Ce je distinctif dont l’emploi conduit l’énonciateur à se démarquer du nous,ne saurait se confondre avec le je utilisé comme une figure de rhétorique par Irma Caceres, rédactrice en chef de la télévision cubaine, ou par Fabio Fernandez Kessel, directeur du centre de recherches sociales de l’ICRT. Ici, l’emploi du je vise à accentuer l’effet produit par le nous qui prédomine très largement dans ces deux discours. Nous avons ainsi répertorié cinq usages différents de ce je minoritaire :

  1. le je de politesse, en réponse à vous :
‘« Je vais me situer pour vous répondre sur le plan professionnel. » (Irma Caceres)’
  1. le je de relance, qui aide à « faire passer » le discours à travers lequel les représentants d’une institution - l’ICRT - s’adresse au représentant d’une autre institution - l’Université française - en donnant l’impression de revenir à une conversation entre deux individus , en quelque sorte détachés des institutions qui les mandatent à l’occasion de cet échange :
‘« C’est pour imposer leur mode de pensée et leur mode de vie partout dans le monde que les Etats-Unis disposent des moyens d’information les plus puissants.
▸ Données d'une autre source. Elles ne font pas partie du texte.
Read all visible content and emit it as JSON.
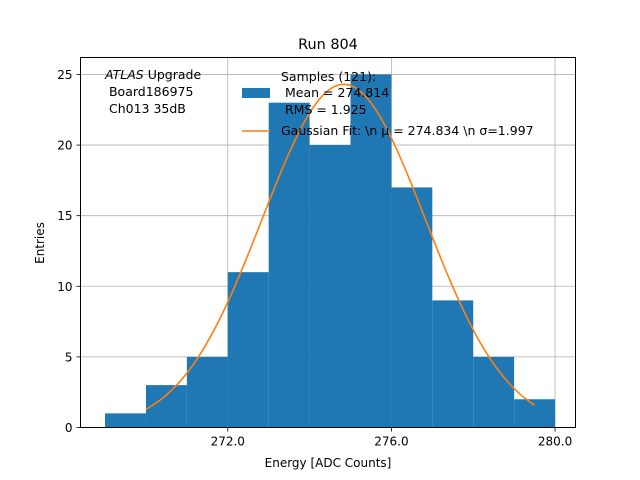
{
  "chart_data": {
    "type": "bar",
    "title": "Run 804",
    "xlabel": "Energy [ADC Counts]",
    "ylabel": "Entries",
    "xlim": [
      268.4,
      280.5
    ],
    "ylim": [
      0,
      26.2
    ],
    "grid": true,
    "x_ticks": [
      272.0,
      276.0,
      280.0
    ],
    "x_tick_labels": [
      "272.0",
      "276.0",
      "280.0"
    ],
    "y_ticks": [
      0,
      5,
      10,
      15,
      20,
      25
    ],
    "y_tick_labels": [
      "0",
      "5",
      "10",
      "15",
      "20",
      "25"
    ],
    "histogram": {
      "bin_edges": [
        269,
        270,
        271,
        272,
        273,
        274,
        275,
        276,
        277,
        278,
        279,
        280
      ],
      "counts": [
        1,
        3,
        5,
        11,
        23,
        20,
        25,
        17,
        9,
        5,
        2
      ],
      "color": "#1f77b4"
    },
    "fit": {
      "mu": 274.834,
      "sigma": 1.997,
      "amplitude": 24.3,
      "x_range": [
        270.0,
        279.5
      ],
      "color": "#ff7f0e"
    },
    "annotation": {
      "line1_italic": "ATLAS",
      "line1_rest": " Upgrade",
      "line2": " Board186975",
      "line3": " Ch013 35dB"
    },
    "legend": {
      "placement": "top-center",
      "hist_lines": [
        "Samples (121):",
        " Mean = 274.814",
        " RMS = 1.925"
      ],
      "fit_label": "Gaussian Fit: \\n μ = 274.834 \\n σ=1.997"
    }
  }
}
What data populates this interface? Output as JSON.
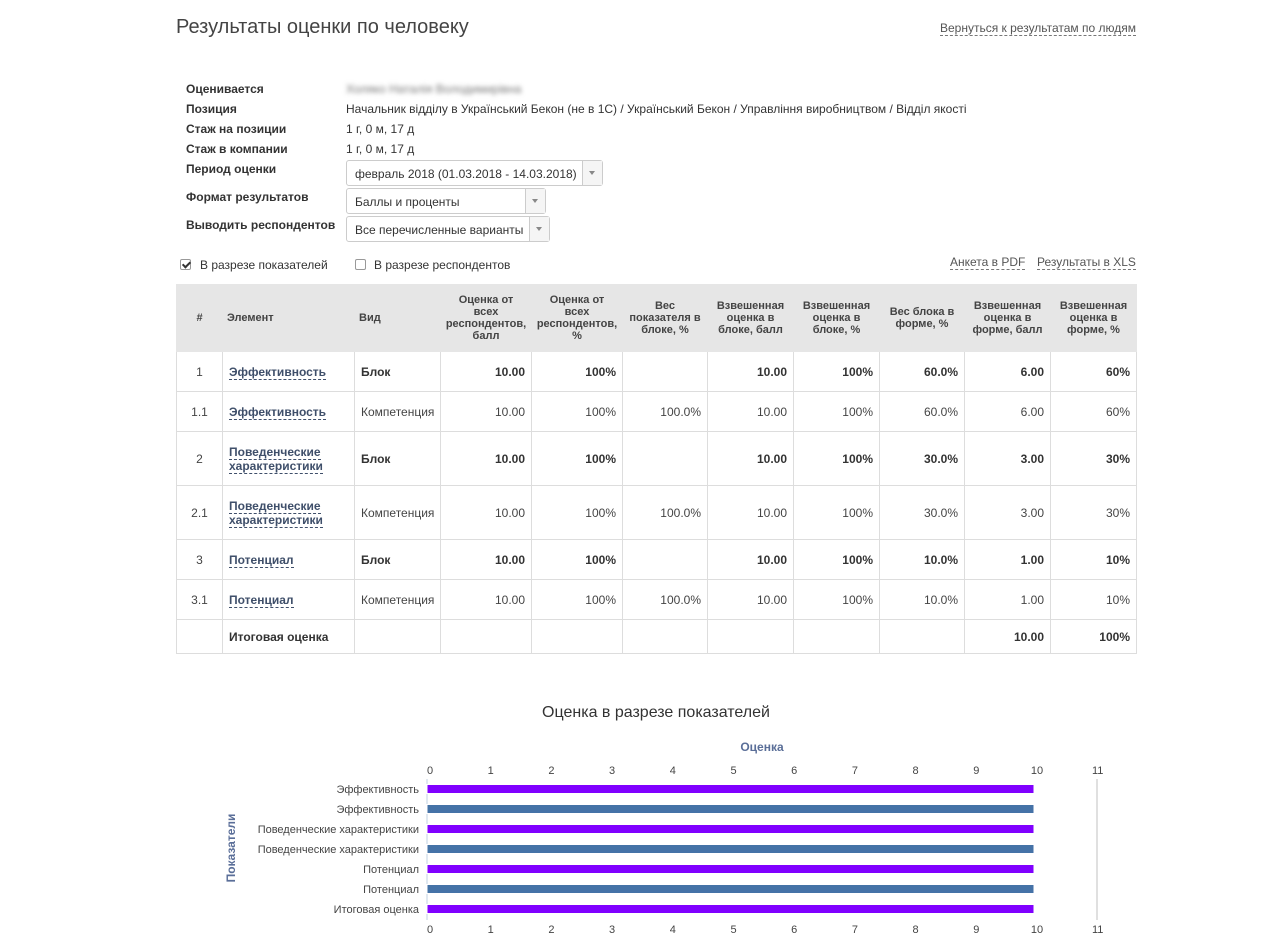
{
  "header": {
    "title": "Результаты оценки по человеку",
    "back_link": "Вернуться к результатам по людям"
  },
  "info": {
    "evaluated_label": "Оценивается",
    "evaluated_value": "Холяко Наталія Володимирівна",
    "position_label": "Позиция",
    "position_value": "Начальник відділу в Український Бекон (не в 1С) / Український Бекон / Управління виробництвом / Відділ якості",
    "tenure_position_label": "Стаж на позиции",
    "tenure_position_value": "1 г, 0 м, 17 д",
    "tenure_company_label": "Стаж в компании",
    "tenure_company_value": "1 г, 0 м, 17 д",
    "period_label": "Период оценки",
    "period_value": "февраль 2018 (01.03.2018 - 14.03.2018)",
    "format_label": "Формат результатов",
    "format_value": "Баллы и проценты",
    "respondents_label": "Выводить респондентов",
    "respondents_value": "Все перечисленные варианты"
  },
  "options": {
    "by_indicators_label": "В разрезе показателей",
    "by_indicators_checked": true,
    "by_respondents_label": "В разрезе респондентов",
    "by_respondents_checked": false,
    "pdf_link": "Анкета в PDF",
    "xls_link": "Результаты в XLS"
  },
  "table": {
    "headers": {
      "num": "#",
      "element": "Элемент",
      "type": "Вид",
      "score_all": "Оценка от всех респондентов, балл",
      "score_all_pct": "Оценка от всех респондентов, %",
      "weight_in_block": "Вес показателя в блоке, %",
      "weighted_block_score": "Взвешенная оценка в блоке, балл",
      "weighted_block_pct": "Взвешенная оценка в блоке, %",
      "block_weight_form": "Вес блока в форме, %",
      "weighted_form_score": "Взвешенная оценка в форме, балл",
      "weighted_form_pct": "Взвешенная оценка в форме, %"
    },
    "rows": [
      {
        "num": "1",
        "element": "Эффективность",
        "type": "Блок",
        "score": "10.00",
        "score_pct": "100%",
        "weight": "",
        "wb_score": "10.00",
        "wb_pct": "100%",
        "bw_form": "60.0%",
        "wf_score": "6.00",
        "wf_pct": "60%"
      },
      {
        "num": "1.1",
        "element": "Эффективность",
        "type": "Компетенция",
        "score": "10.00",
        "score_pct": "100%",
        "weight": "100.0%",
        "wb_score": "10.00",
        "wb_pct": "100%",
        "bw_form": "60.0%",
        "wf_score": "6.00",
        "wf_pct": "60%"
      },
      {
        "num": "2",
        "element": "Поведенческие характеристики",
        "type": "Блок",
        "score": "10.00",
        "score_pct": "100%",
        "weight": "",
        "wb_score": "10.00",
        "wb_pct": "100%",
        "bw_form": "30.0%",
        "wf_score": "3.00",
        "wf_pct": "30%"
      },
      {
        "num": "2.1",
        "element": "Поведенческие характеристики",
        "type": "Компетенция",
        "score": "10.00",
        "score_pct": "100%",
        "weight": "100.0%",
        "wb_score": "10.00",
        "wb_pct": "100%",
        "bw_form": "30.0%",
        "wf_score": "3.00",
        "wf_pct": "30%"
      },
      {
        "num": "3",
        "element": "Потенциал",
        "type": "Блок",
        "score": "10.00",
        "score_pct": "100%",
        "weight": "",
        "wb_score": "10.00",
        "wb_pct": "100%",
        "bw_form": "10.0%",
        "wf_score": "1.00",
        "wf_pct": "10%"
      },
      {
        "num": "3.1",
        "element": "Потенциал",
        "type": "Компетенция",
        "score": "10.00",
        "score_pct": "100%",
        "weight": "100.0%",
        "wb_score": "10.00",
        "wb_pct": "100%",
        "bw_form": "10.0%",
        "wf_score": "1.00",
        "wf_pct": "10%"
      }
    ],
    "total": {
      "label": "Итоговая оценка",
      "wf_score": "10.00",
      "wf_pct": "100%"
    }
  },
  "chart_title": "Оценка в разрезе показателей",
  "chart_data": {
    "type": "bar",
    "orientation": "horizontal",
    "title": "Оценка",
    "xlabel": "Оценка",
    "ylabel": "Показатели",
    "categories": [
      "Эффективность",
      "Эффективность",
      "Поведенческие характеристики",
      "Поведенческие характеристики",
      "Потенциал",
      "Потенциал",
      "Итоговая оценка"
    ],
    "values": [
      10,
      10,
      10,
      10,
      10,
      10,
      10
    ],
    "bar_colors": [
      "#8000ff",
      "#4572a7",
      "#8000ff",
      "#4572a7",
      "#8000ff",
      "#4572a7",
      "#8000ff"
    ],
    "xlim": [
      0,
      11
    ],
    "ticks": [
      "0",
      "1",
      "2",
      "3",
      "4",
      "5",
      "6",
      "7",
      "8",
      "9",
      "10",
      "11"
    ],
    "axis_top_and_bottom": true
  }
}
Nous autres essayons, comme je vous le disais, de nous défendre face à l’avalanche d’informations, d’où qu’elles viennent, et nous essayons de le faire avec notre propre information, notre propre programme, notre propre expression, notre propre point de vue. » (Irma Caceres)’ ‘« En ce moment, nous diffusons la série policière « Derrick ». Vous l’avez vue, je crois. Nous diffusons aussi une série espagnole… » (Fabio Fernandez Kessel)’
  1. le je pédagogue, qui se substitue au nous en personnalisant une démonstration de portée générale :
‘« Quand il y a un problème en France, je me tourne d’abord vers l’AFP car je pense que c’est elle qui aura le plus d’informations ; ensuite je fais appel à Euronews car je pense que cette chaîne va mieux m’informer que CNN. » (Irma Caceres)’ ‘« Je prendrai quelques exemples de ce que nous avons reçu récemment à Cuba. Nous venons de diffuser une excellente série anglaise – une série dramatique -, une excellente série italienne – je veux parler de « Marco Polo » - et on peut en dire autant d’un grand nombre de productions européennes. » (Fabio Fernandez Kessel)’
  1. le je d’authenticité annonçant un témoignage qui soutient un jugement de valeur et confère une véridicité au discours :
‘« Je vais vous donner mon avis personnel après vingt ans de journalisme dans les agences internationales de presse et à la télévision. Je crois qu’Internet ne va résoudre aucun problème de ce monde. J’irai même jusqu’à dire qu’Internet est en train de compliquer les choses. » (Irma Caceres)’ ‘« Les productions européennes sont toujours très bien reçues par le public et je suis certain que cela va continuer ainsi… Je pense que dans la dernière période la France nous a transmis très peu de choses. » (Fabio Fernandez Kessel)’
  1. le je d’autorité émanant d’un cadre dirigeant d’une rédaction, en l’occurrence une rédactrice en chef suffisamment investie de la confiance de l’institution pour parler en son nom et assez expérimentée pour se permettre de conseiller un étranger :
‘« Si vous en avez la possibilité, je vous donne un conseil pour votre travail : parlez avec les gens dans la rue, demandez-leur s’ils aiment la politique internationale et ce qu’ils savent de l’Europe ! » (Irma Caceres)’

A la différence du je distinctif, le je figure de rhétorique n’entend pas se démarquer du nous, bien au contraire : il constitue un artifice visant à soutenir une argumentation développée dans un discours où l’énonciateur parle au nom d’une communauté. De quelle(s) communauté(s) s’agit-il ? L’examen de l’emploi du nous devrait livrer quelques pistes.